Il Pd non è alla sua nascita, come
taluni credono, la riedizione in formato ridotto del “compromesso
storico” (lontani i tempi di ferro e di fuoco che videro la proposta
politicamente dignitosa, anche se puramente difensiva, di Enrico
Berlinguer) ma un grave errore strategico nel fronteggiare, in assenza
di un quadro normativo capace d’impedirlo o almeno di contenerlo,
l’attacco da parte del neopopulismo mediatico berlusconiano. Mentre
resta vero che soltanto alleanze ampie possono reggere l’impatto con il
populismo grazie a una varietà di culture democratiche al loro interno, è
falso che a questo ci si possa opporre con un partito unico
dall’identità introvabile, che riproduce per giunta in maniera
simmetrica, moltiplicandoli, quei personalismi che nel populismo si
esprimono più facilmente in un personalismo solo. Di qui un’inclinazione
a rincorrere l’avversario sul suo terreno, nella illusione che alla
fine il leader “giusto” possa avere la meglio su quello opposto. Ma
questo leader non c’è, mentre solo la paziente tessitura di un programma
politico alternativo può contrastare la deformazione della democrazia
di cui la sindrome populistica è il sintomo. La capacità di presa del
populismo, del resto, non è data soltanto da una malìa nella
comunicazione politica, condotta all’estremo nell’uso che Berlusconi ha
fatto delle televisioni o in quello che della rete oggi fa Grillo; è
resa possibile soprattutto dalla eclissi della sinistra che, perdendo la
propria ragione sociale e gli interessi di riferimento (il che è anche
il portato storico di un avvenuto mutamento, del fatto per esempio che
oggi i variegatissimi ceti medi, anziché gli operai e i contadini, sono
il terreno elettorale privilegiato della sinistra), li lascia alla mercé
di qualsiasi vento antipolitico.
In questa situazione si può prevedere
che il Pd renziano neppure sarà in grado di recuperare quel quattro o
cinque per cento di voti che, nelle ultime settimane della campagna
elettorale di un anno fa, si spostò secondo gli osservatori dal Pd di
Bersani al movimento di Grillo. Il Renzi di governo è destinato a
perdere l’allure antipolitica di cui, in concorrenza con il
neoqualunquismo grillino, aveva fatto mostra nella sua scalata.
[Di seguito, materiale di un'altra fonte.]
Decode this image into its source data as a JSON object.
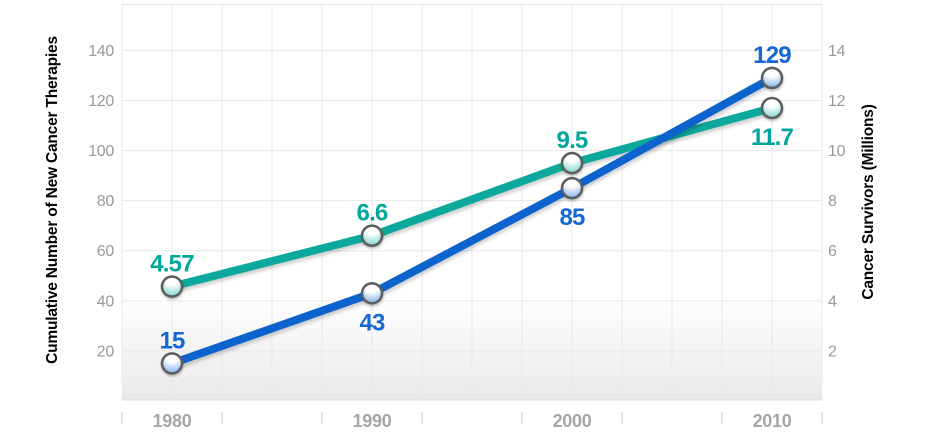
{
  "chart_data": {
    "type": "line",
    "title": "",
    "categories": [
      "1980",
      "1990",
      "2000",
      "2010"
    ],
    "series": [
      {
        "name": "Cumulative Number of New Cancer Therapies",
        "axis": "left",
        "values": [
          15,
          43,
          85,
          129
        ],
        "data_labels": [
          "15",
          "43",
          "85",
          "129"
        ],
        "label_positions": [
          "above",
          "below",
          "below",
          "above"
        ],
        "line_color": "#0f63cd",
        "label_color": "#1568d2",
        "marker_fill": "#92b9ee"
      },
      {
        "name": "Cancer Survivors (Millions)",
        "axis": "right",
        "values": [
          4.57,
          6.6,
          9.5,
          11.7
        ],
        "data_labels": [
          "4.57",
          "6.6",
          "9.5",
          "11.7"
        ],
        "label_positions": [
          "above",
          "above",
          "above",
          "below"
        ],
        "line_color": "#0ca89c",
        "label_color": "#00a69b",
        "marker_fill": "#8adcd4"
      }
    ],
    "left_axis": {
      "title": "Cumulative Number of New Cancer Therapies",
      "ticks": [
        20,
        40,
        60,
        80,
        100,
        120,
        140
      ],
      "range": [
        0,
        160
      ],
      "title_color": "#1568d2",
      "tick_color": "#999999"
    },
    "right_axis": {
      "title": "Cancer Survivors (Millions)",
      "ticks": [
        2,
        4,
        6,
        8,
        10,
        12,
        14
      ],
      "range": [
        0,
        16
      ],
      "title_color": "#00a69b",
      "tick_color": "#999999",
      "scale_to_left": 10
    },
    "x_axis": {
      "labels": [
        "1980",
        "1990",
        "2000",
        "2010"
      ],
      "label_color": "#a6a6a6",
      "tick_color": "#c9c9c9"
    },
    "grid": {
      "show": true,
      "color": "#e8e8e8"
    },
    "legend": "none",
    "marker_ring_color": "#5f5f5f"
  }
}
La
scissione quindi in questo caso non sarebbe, come nei vecchi partiti
socialisti, qualcosa di mortifero ma un soprassalto di vitalità, quello
che soltanto un organismo in parte ancora sano saprebbe mettere in atto.
C’è infatti qualcosa di peggiore di una scissione – una vera e propria
implosione – che l’apertura del cantiere di una sinistra né moderata né
radicale, semplicemente di una sinistra, potrebbe scongiurare.